RASIOO.id – Kegiatan bakti sosial (Baksos) yang diselenggarakan Kepolisian Republik Indonesia (Polri) di wilayah Banten menuai beragam respons. Di satu sisi, kegiatan ini diklaim sebagai bentuk kepedulian terhadap masyarakat. Namun, di sisi lain, muncul dugaan bahwa program ini merupakan strategi untuk meredam kritik mahasiswa dan pemuda terhadap kinerja aparat serta kebijakan pemerintah.
Pengurus Wilayah Himpunan Mahasiswa Mathla’ul Anwar (PW HIMMA) Banten menjadi salah satu organisasi yang menyoroti agenda tersebut. Mereka mengakui bahwa aksi sosial seperti pembagian sembako, layanan kesehatan gratis, dan perbaikan fasilitas umum memiliki manfaat nyata. Namun, mereka juga mempertanyakan apakah ada motif lain di balik kegiatan tersebut.
“Kami melihat bahwa di tengah meningkatnya aksi kritis mahasiswa, justru ada penggencaran kegiatan-kegiatan seperti ini. Kami mempertanyakan apakah ini murni kepedulian atau ada niatan lain,” ujar Ketua Bidang Kajian Strategis PW HIMMA Banten, Revi Setiawan, kepada awak media, Kamis, 27 Februari 2025.
Baca Juga: Sambut Ramadhan 1446 H, Polres Metro Tangerang Gelar Baksos Polri Presisi Bersama Mahasiswa dan OKP
Menurut Revi, dalam beberapa bulan terakhir, mahasiswa di Banten aktif menyuarakan berbagai isu, mulai dari kebijakan hukum, demokrasi, hingga transparansi aparat penegak hukum. Demonstrasi yang dilakukan di berbagai kota di Banten pun kerap mendapat respons tegas dari aparat. Hal ini menimbulkan dugaan bahwa Baksos hanyalah salah satu cara untuk meredam potensi gelombang kritik yang lebih besar.

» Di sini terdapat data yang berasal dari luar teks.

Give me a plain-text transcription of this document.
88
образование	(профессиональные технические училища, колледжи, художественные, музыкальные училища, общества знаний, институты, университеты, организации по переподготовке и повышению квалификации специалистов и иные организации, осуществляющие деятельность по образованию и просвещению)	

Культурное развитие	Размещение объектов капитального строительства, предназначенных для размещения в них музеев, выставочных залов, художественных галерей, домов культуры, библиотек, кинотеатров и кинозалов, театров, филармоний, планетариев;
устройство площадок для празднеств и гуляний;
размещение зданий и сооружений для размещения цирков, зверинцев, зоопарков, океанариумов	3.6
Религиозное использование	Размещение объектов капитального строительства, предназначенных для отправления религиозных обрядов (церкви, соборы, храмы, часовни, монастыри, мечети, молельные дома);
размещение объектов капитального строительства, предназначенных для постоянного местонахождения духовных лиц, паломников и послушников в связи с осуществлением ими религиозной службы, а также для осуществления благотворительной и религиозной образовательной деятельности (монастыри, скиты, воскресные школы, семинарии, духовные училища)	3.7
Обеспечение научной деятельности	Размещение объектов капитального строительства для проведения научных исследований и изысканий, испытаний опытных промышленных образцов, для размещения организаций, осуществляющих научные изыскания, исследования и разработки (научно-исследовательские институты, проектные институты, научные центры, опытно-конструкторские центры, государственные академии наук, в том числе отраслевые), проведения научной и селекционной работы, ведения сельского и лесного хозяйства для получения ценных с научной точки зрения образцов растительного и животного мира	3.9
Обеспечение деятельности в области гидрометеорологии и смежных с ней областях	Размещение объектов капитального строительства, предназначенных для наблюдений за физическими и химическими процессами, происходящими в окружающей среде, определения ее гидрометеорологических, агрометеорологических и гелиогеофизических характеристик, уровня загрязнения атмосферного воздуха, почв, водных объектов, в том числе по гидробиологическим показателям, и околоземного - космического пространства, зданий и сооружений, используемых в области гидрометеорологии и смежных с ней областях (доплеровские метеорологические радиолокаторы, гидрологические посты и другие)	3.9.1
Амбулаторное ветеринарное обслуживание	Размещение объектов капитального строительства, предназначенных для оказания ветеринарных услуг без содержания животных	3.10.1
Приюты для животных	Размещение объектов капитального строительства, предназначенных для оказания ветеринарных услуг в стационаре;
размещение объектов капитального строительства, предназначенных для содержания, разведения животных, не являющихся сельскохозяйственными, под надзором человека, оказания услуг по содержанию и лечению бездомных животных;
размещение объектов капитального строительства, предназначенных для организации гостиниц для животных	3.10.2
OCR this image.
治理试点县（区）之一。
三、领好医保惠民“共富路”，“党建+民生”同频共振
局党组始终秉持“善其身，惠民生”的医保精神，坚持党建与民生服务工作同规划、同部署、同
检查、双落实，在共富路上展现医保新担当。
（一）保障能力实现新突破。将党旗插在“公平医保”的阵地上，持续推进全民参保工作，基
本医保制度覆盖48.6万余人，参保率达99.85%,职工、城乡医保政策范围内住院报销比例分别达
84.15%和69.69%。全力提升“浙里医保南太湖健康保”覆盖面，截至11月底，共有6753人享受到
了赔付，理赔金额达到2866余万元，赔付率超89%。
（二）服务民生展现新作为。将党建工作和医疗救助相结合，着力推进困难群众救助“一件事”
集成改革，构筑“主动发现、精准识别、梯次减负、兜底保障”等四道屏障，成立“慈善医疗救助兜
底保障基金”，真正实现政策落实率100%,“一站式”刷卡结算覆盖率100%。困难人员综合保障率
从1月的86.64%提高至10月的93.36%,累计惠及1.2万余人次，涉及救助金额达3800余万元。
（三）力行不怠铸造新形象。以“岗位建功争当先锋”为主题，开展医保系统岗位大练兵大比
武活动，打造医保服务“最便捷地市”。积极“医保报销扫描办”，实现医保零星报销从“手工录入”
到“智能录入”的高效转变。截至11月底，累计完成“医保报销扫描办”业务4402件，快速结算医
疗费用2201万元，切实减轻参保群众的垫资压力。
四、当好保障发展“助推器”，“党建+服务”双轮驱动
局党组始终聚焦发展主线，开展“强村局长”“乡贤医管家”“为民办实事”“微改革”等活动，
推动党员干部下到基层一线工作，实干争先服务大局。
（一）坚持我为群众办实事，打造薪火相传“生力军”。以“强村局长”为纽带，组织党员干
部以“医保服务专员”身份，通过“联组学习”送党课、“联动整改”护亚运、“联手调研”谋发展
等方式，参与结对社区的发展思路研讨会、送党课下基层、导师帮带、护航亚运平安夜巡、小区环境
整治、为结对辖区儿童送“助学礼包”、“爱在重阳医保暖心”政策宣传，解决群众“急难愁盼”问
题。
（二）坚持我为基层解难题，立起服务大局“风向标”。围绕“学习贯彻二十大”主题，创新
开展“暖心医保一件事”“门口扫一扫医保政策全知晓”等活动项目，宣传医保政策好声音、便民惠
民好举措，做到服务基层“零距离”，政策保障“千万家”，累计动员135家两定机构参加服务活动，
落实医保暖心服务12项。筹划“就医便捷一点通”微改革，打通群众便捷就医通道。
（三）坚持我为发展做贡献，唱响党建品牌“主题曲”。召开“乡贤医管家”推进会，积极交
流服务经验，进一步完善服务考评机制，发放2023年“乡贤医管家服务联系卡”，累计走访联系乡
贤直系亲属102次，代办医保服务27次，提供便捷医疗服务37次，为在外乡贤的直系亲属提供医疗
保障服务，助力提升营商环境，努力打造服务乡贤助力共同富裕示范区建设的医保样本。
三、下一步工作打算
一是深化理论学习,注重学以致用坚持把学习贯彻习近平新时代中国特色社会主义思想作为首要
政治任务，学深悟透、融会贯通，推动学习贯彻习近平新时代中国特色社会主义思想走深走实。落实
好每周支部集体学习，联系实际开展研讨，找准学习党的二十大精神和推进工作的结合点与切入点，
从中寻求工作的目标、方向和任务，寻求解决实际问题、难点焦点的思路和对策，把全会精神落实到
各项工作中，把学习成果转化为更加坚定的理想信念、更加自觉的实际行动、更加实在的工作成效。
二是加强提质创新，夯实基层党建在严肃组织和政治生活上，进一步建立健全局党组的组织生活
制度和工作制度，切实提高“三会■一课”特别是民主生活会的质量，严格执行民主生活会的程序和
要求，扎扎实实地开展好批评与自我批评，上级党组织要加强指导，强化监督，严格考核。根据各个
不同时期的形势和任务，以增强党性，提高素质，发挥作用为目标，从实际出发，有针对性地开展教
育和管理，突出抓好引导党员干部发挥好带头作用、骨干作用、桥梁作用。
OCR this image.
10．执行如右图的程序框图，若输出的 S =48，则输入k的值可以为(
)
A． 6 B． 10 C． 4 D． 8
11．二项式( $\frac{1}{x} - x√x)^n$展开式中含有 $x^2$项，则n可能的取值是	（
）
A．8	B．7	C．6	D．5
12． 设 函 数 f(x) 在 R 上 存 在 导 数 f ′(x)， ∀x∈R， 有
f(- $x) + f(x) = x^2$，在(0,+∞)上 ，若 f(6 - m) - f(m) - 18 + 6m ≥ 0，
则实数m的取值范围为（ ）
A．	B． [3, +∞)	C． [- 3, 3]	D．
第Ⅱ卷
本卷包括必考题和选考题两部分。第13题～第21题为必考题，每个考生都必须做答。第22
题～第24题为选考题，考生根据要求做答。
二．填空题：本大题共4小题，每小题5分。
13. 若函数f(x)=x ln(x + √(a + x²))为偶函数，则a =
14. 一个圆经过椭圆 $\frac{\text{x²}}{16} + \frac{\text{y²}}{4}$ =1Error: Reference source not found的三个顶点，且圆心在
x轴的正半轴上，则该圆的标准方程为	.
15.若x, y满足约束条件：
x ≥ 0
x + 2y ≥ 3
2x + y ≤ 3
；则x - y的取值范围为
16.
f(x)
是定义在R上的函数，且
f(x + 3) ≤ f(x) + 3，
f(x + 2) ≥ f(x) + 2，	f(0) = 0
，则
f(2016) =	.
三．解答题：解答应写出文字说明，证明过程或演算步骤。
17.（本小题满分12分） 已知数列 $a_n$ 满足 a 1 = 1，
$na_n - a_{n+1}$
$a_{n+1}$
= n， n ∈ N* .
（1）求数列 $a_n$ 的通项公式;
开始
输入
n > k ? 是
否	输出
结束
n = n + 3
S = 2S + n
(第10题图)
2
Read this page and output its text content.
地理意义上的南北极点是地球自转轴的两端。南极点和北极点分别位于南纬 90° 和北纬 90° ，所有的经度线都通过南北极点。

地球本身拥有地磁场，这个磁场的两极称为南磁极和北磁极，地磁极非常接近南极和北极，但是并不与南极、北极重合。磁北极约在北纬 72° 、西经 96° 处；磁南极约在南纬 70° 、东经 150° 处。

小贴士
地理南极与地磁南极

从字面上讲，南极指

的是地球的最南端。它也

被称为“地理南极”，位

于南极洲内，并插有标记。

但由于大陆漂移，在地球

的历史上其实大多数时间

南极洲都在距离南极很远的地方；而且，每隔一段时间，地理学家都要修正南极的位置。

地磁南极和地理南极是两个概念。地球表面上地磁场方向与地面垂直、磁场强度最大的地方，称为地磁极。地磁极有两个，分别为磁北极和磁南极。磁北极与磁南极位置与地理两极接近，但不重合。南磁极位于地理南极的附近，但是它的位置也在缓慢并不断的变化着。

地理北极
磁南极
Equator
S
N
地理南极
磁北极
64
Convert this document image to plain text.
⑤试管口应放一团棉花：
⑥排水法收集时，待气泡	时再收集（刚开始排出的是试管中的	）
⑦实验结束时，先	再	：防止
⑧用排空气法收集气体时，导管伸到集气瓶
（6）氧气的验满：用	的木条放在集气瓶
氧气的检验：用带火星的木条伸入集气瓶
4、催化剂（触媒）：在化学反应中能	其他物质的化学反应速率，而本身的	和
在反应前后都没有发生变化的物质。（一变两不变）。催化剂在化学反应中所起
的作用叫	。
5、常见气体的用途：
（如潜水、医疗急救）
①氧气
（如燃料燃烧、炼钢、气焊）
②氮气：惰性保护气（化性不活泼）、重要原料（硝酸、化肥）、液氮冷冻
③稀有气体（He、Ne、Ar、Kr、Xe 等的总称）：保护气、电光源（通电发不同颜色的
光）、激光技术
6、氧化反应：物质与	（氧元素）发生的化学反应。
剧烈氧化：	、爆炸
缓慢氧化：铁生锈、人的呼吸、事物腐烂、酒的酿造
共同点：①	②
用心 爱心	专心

“Strategi pencitraan semacam ini bukan hal baru. Di berbagai negara, pendekatan sosial kerap digunakan untuk membangun citra positif aparat di tengah masyarakat. Namun, ketika ini dilakukan secara masif bersamaan dengan meningkatnya kritik terhadap institusi, maka wajar jika muncul pertanyaan mengenai tujuan sebenarnya,” lanjutnya.
PW HIMMA Banten menegaskan bahwa mereka tidak menolak kegiatan sosial. Namun, mereka mempertanyakan mengapa kegiatan semacam ini baru gencar dilakukan ketika mahasiswa mulai bersuara lebih lantang.
“Jika Polri benar-benar peduli terhadap masyarakat, seharusnya tidak perlu menunggu momentum tertentu untuk turun langsung,” kata Revi.
Menurut mereka, solusi yang lebih tepat dalam membangun kepercayaan publik adalah dengan membuka ruang dialog terbuka antara kepolisian, mahasiswa, dan masyarakat sipil. Mereka menilai bahwa kegiatan bakti sosial tidak bisa menggantikan penyelesaian masalah struktural yang lebih mendalam, seperti ketidakadilan hukum, represivitas aparat, dan minimnya ruang demokrasi.
“Apakah ini murni kepentingan sosial atau hanya bagian dari strategi untuk membungkam mahasiswa? Jawabannya tergantung pada bagaimana kebijakan ini dijalankan di masa depan. Yang jelas, masyarakat dan mahasiswa harus tetap waspada dan tidak mudah terpengaruh oleh pencitraan yang tidak berdampak jangka panjang,” tegasnya.
Mahasiswa Mathla’ul Anwar menutup pernyataannya dengan menegaskan bahwa mereka akan terus mengawal setiap kebijakan publik, termasuk program yang dijalankan Polri. Mereka berharap adanya transparansi dan keterbukaan dalam setiap kegiatan yang melibatkan masyarakat, agar kepercayaan publik benar-benar bisa dibangun secara berkelanjutan.